AERMOD was recently modified to include an algorithm for modeling deposition and removal. This algorithm handles dry deposition and wet depletion for both particles and gases. Dry deposition processes are handled by two methods: one for particle diameters in excess of 10 microns and the other for particle size distributions that are not well known. For the second method, 90 percent of the particles are assumed to be less than 10 microns in diameter.

For regulatory purposes, the SCREEN3 model has been traditionally used to determine the need for refined ISC modeling. However, with the promulgation of AERMOD, a new screening model was needed as well. To meet this need, AERSCREEN is being developed. AERSCREEN uses a standard set of worst-case meteorological data designed to produce more conservative concentration estimates. AERSCREEN is still in development.

An Example Application
To illustrate AERMOD's functionality, we will look at a typical application at an industrial facility. For this illustration, EPA's AERMOD Fortran codes are accessed through a commercial product, BREEZE AERMOD GIS Pro. This product provides a Windows® Graphical User Interface (GUI) to easily enter parameters into the relatively cumbersome Fortran code interfaces.
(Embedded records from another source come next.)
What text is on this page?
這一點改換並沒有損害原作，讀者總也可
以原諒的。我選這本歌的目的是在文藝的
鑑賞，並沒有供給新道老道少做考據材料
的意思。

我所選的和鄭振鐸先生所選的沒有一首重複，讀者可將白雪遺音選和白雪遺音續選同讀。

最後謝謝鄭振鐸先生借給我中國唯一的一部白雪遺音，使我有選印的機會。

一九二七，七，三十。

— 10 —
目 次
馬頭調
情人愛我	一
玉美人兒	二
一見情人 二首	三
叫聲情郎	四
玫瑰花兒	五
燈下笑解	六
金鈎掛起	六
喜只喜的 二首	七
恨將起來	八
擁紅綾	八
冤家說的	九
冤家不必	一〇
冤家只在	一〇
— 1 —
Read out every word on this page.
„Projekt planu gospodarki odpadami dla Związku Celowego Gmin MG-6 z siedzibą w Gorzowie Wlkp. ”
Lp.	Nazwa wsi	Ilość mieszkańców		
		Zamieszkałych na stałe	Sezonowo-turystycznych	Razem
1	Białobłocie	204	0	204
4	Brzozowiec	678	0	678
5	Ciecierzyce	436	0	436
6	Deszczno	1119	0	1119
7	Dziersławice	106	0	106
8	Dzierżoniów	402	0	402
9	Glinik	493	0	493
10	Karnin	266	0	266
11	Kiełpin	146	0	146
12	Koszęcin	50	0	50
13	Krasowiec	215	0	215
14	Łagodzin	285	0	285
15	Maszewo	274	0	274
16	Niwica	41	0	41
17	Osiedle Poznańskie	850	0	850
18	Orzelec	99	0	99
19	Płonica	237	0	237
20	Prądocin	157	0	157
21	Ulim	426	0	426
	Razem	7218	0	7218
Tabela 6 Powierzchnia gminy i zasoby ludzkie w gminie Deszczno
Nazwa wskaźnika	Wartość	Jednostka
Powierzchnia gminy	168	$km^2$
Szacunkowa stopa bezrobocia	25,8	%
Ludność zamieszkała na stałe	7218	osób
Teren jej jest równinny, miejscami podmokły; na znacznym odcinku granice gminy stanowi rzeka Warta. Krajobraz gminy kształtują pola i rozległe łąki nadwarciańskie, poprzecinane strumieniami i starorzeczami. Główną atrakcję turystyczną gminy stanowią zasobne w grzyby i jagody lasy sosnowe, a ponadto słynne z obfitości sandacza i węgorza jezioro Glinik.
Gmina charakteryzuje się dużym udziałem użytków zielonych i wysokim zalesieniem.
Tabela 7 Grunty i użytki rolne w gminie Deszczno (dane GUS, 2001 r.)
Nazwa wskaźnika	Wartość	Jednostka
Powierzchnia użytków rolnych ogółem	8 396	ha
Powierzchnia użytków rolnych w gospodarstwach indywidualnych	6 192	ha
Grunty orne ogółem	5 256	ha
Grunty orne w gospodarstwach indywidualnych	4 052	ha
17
An analyst typically starts by importing a facility plot plan that contains buildings, pollutant sources, roads, and the property boundary (fenceline). These maps are often in AutoCAD® .dxf (Drawing eXchange Format) format. The next step is to create sources of emissions and receptors. To simplify the creation of receptors, a receptor "grid" -- a set of points at which AERMOD will calculate concentrations beyond the facility, can be automatically generated. GUI and GIS (geographical information system) editing tools allow the receptor grid, as well as fenceline receptors along the facility boundary, to be easily specified.

After specifying a property boundary and a receptor grid, the user is ready to create buildings and other windflow obstructions within the GUI. Although these buildings may not be sources, they are of prime importance as plume dispersion is sensitive to building downwash -- the effect of turbulence generated by the buildings. After adding the buildings, AERMAP is run to import terrain elevations to all modeling objects. This can be verified by using the BREEZE product's 3D view features. An example of a 3D view is given in Figure 3. The vertical scale is exaggerated in the figure to illustrate the terrain relief.

Once the terrain elevations are imported, we are ready to run AERMOD in order to predict the pollutant concentrations on the receptor grid and any discrete receptors. AERMOD output can be viewed in tabular or graphical format. The tabular file contains pollutant concentrations, among other parameters, for all receptors, listed with their coordinates. The concentration data can also be displayed in graphical format, which is particularly useful for reports and presentations.

AERMOD can accommodate multiple sources and source types that originate from different heights over different areas. The sources at this example facility include an ore pile, conveyor belt, roof monitor, and a stack. AERMOD is capable of modeling this facility using a combination of volume, circular area, and point sources of differing heights. Note the complex terrain in this figure. This gives decision makers and analysts a good picture of the underlying terrain, which is useful when interpreting results from AERMOD.

Although similarities, such as the input and output computer architecture, exist between the ISC and AERMOD, advances in the understanding and simulation of turbulence and plume rise are integrated into the AERMOD system. In addition, enhanced land use parameterization allows for greater flexibility in modeling sites that do not fit neatly into the urban or rural characterization. Furthermore, well-designed interface products allow analysts to easily construct AERMOD simulations of air pollution sources, visualize their modeling domain in high-impact 3D projections, and perform the post-processing of the concentration results often needed for a variety of planning and permitting scenarios.